This repository contains code for a chest X-ray image classification project. The goal is to classify X-ray images into two classes: "NORMAL" and "PNEUMONIA". The project involves data preprocessing, unsupervised learning using KMeans and GMM, and supervised learning using Convolutional Neural Networks (CNNs).
Below are the steps to set up the project and run the code.
Make sure to install the required libraries by running the following commands:
pip install torch torchvision opencv-contrib-python
pip install scikit-learn kaggle
Before running the code, download the chest X-ray dataset from Kaggle. Ensure you have a Kaggle account and have obtained the API key. Move the kaggle.json file to the required directory:
mkdir -p \~/.kaggle cp ./kaggle.json \~/.kaggle/ chmod 600
\~/.kaggle/kaggle.json
Download and unzip the dataset:
kaggle datasets download -d paultimothymooney/chest-xray-pneumonia
unzip chest-xray-pneumonia.zip
Here are two samples of the Pnemonia and normal images:
The code includes data loading, histogram equalization resizing, and normalization. The dataset is split into training, testing, and validation sets.
Explore the dataset through visualization, including randomly selected X-ray images and checking for class imbalance. Here are the train and test class imbalance visualization:
To address class imbalance, data augmentation techniques are applied, including random resizing, flipping, Gaussian blur, and affine transformations.

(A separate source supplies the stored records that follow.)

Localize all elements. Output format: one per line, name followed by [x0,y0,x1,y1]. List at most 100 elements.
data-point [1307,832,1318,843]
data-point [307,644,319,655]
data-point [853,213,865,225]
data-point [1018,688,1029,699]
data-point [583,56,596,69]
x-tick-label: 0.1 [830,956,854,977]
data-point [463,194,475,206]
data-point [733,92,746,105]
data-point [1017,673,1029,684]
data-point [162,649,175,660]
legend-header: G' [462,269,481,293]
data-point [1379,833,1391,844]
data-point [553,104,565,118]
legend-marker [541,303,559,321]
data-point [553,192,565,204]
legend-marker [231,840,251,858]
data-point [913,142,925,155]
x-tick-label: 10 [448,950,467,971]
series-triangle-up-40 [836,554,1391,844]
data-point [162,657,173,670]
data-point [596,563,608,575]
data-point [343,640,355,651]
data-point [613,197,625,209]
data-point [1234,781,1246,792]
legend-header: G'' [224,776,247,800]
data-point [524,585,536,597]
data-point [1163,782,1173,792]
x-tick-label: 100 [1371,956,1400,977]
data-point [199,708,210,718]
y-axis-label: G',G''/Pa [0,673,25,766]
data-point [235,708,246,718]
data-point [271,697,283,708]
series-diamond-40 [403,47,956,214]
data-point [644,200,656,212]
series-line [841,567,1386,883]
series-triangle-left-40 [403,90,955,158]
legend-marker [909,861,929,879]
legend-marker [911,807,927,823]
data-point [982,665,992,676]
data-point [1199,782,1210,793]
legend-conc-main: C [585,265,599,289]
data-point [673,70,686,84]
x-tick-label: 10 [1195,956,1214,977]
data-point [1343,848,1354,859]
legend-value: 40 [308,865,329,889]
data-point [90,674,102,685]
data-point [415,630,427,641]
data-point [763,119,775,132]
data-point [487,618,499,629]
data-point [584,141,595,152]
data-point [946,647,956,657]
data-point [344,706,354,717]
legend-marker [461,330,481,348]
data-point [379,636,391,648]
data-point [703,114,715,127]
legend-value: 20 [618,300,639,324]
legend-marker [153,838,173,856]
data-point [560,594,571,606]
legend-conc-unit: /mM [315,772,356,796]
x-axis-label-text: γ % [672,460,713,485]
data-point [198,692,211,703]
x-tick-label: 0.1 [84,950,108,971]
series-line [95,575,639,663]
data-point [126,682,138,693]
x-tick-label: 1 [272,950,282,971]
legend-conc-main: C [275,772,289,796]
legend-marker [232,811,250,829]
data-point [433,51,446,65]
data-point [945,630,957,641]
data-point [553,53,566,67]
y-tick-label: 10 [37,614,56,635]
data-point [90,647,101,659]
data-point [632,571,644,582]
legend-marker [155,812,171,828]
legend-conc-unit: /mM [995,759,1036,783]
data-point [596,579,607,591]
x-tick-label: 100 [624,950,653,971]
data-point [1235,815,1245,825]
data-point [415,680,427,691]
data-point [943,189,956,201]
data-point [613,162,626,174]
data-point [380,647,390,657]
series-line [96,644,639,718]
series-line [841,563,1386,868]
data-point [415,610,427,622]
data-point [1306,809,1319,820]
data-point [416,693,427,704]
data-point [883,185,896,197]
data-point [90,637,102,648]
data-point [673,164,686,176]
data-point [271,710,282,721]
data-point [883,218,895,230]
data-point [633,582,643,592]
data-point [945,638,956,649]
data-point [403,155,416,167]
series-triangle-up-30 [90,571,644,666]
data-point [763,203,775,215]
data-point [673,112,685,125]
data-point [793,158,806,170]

Apply unsupervised learning techniques such as KMeans and Gaussian Mixture Models (GMM) for feature extraction and clustering. Principle Component Analysis (PCA) is used to reduce the overhead for both methods.
Train a Convolutional Neural Network (CNN) for image classification. Two architectures are implemented: a custom CNN and a fine-tuned MobileNetV3.
Evaluate the models using metrics such as accuracy, precision, recall, and F1-score. Confusion matrices and ROC curves are also plotted for further analysis.
We compared the performance of unsupervised learning (KMeans and GMM) with supervised learning (CNN) and discussed their strengths and weaknesses.